Last night we finished packing our bags for Nicaragua. Today we will button up the fifth wheel and park it on the back of the property. We'll sleep in it with the slides in tonight and get up and head for the airport in Brownsville at 3 AM for our 5:20 AM flight from Brownsville to Houston to connect to the flight to Managua, Nicaragua. There were significant savings to fly out of Brownsville versus Harlingen. I will try to think of that at 3 AM. Also, it is relatively cold as well as raining. It could be any day of the year on the BC coast, but goes to the bone here. Juanita keeps repeating "We´ll be warm tomorrow."
Airbags are pumped up on the truck. Language lessons are booked starting Friday morning at 8 AM. Now I guess it is time to go back out into the rain and dump tanks and put away hoses and electrical cables and put the slides in and move rig and run errands and... Well times a wastin'. Talk to you soon.
January 2 - The rest of the story (updated a few days later from notes & memory):
After the above and one last shower before dumping tanks I got busy and did all of the necessary stuff and we moved the rig. The fridge was taking its time to defrost so we left the fridge doors open, but Juanita rode in the closed-up rig to prevent the doors slamming. I missed having her as a spotter and stopped a few times to make sure nothing was amiss in the close quarters. Then we ran a few errands and went to dinner and came back for chapel. I turned the cell phone ringer off so it wouldn´t bother anyone in the unlikely event of an incoming call.
After chapel we settled in for a cold, but short night with the alarm set for 2:45 am. The furnace was as low as possible to conserve batteries and yet keep us comfortable. Juanita went promptly to sleep, but I stayed awake for a while and surfed and read e-mail on my iPod. About to call it a night I checked e-mail one last time.
There was an e-mail from Orbitz saying our flight from Brownsville had been cancelled. Some checking of the United Airlines iPhone app on my iPod to see if it said the flight was cancelled and a Goggle search later I opened the phone to call United.

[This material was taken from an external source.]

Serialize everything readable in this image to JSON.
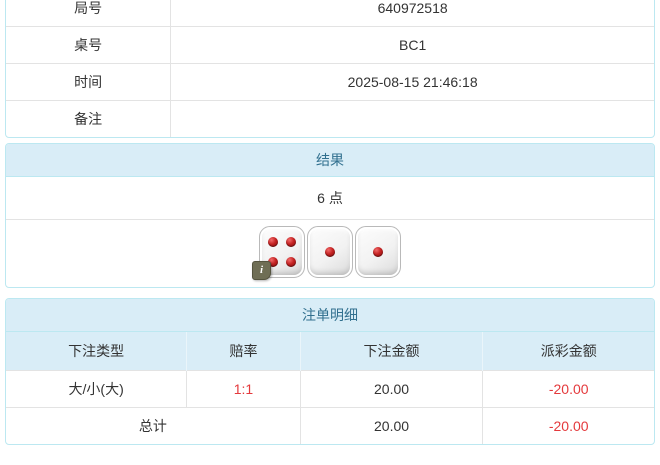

There were two missed calls from their 1-800 number. I checked the voice mail and learned the flight was cancelled and called the 1-800 number. The other end knew it was probably me based on caller id and after asking for confirmation went into a recorded spiel about the cancelled flight for Thursday am and said we were booked on a flight at 5 pm Friday. I called again and fumbled the voice recognition part so I ended up with a person and argued about the shortness of the connection in Houston and explored other options. We left it at the 5 pm on Friday from B´ville.
With Juanita in the same bed while I was doing this she woke to learn our situation. Good news - we can sleep in. Bad news - trip delayed with one less day in Nicaragua and another night in the cold. Would the batteries have enough juice to run the furnace for another night? I called our ride to the airport and informed him that he got to sleep in. Thankfully I didn´t wake him to tell him that.